Content Warning: This section includes discussion of anti-Black racism and enslavement.

Chapter 10 Summary: “The Black Proletariat in South Carolina”

Du Bois examines the political economy of Reconstruction in South Carolina with an emphasis on the role of Black people in government and labor. The chapter opens with a lengthy quote from John Burgess’s Reconstruction and the Constitution which claims that “it was a great wrong to civilization to put the white race of the South under the domination of the Negro race” (339). In this and subsequent chapters, Du Bois argues against Burgess and his colleagues’ racist claims. Du Bois illustrates that not only did Black people not “dominate” Reconstruction state governments, but that the contributions Black legislators made benefited the state as a whole.


During the Civil War, South Carolina, like many Confederate states, was economically devastated. South Carolina had a large Black majority in the state. As the war drew to a close in 1864, Black people began organizing to demand suffrage.

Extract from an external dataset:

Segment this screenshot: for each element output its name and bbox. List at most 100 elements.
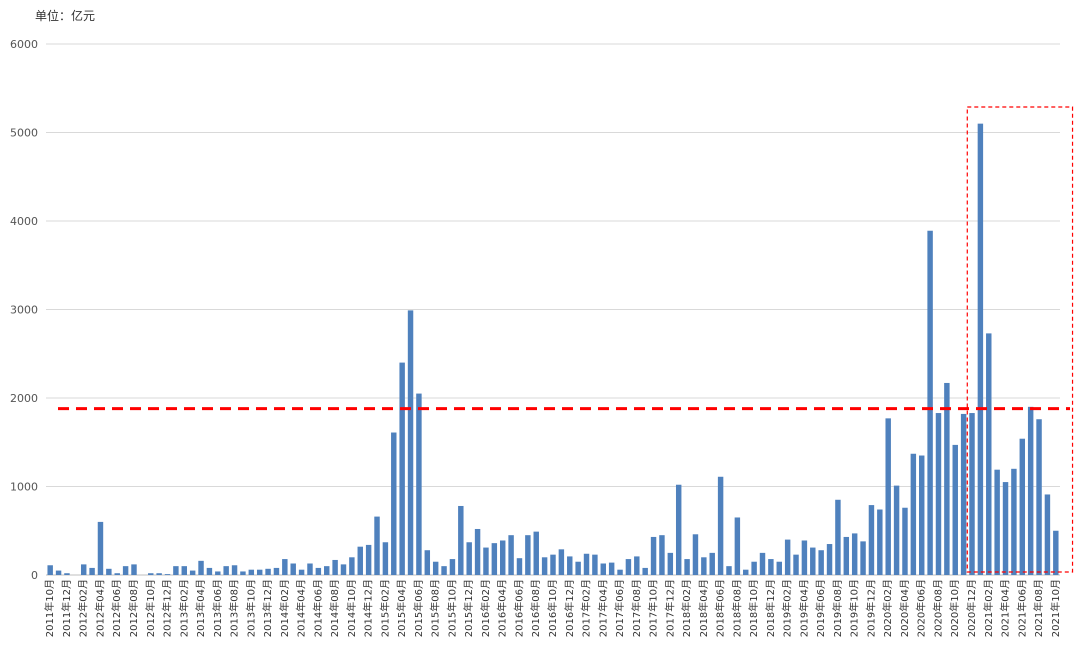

After the war, the former Confederates hated Black people and the “Yankees” from the North sent to rebuild the state after the war. The federal government, as in other states, established a military dictatorship and appointed an interim governor. This interim state government held a constitutional convention to create a new state constitution which was broadly compliant with the Reconstruction amendments (the Thirteenth, Fourteenth, and Fifteenth Amendments) and racial equality in order to be readmitted to the Union.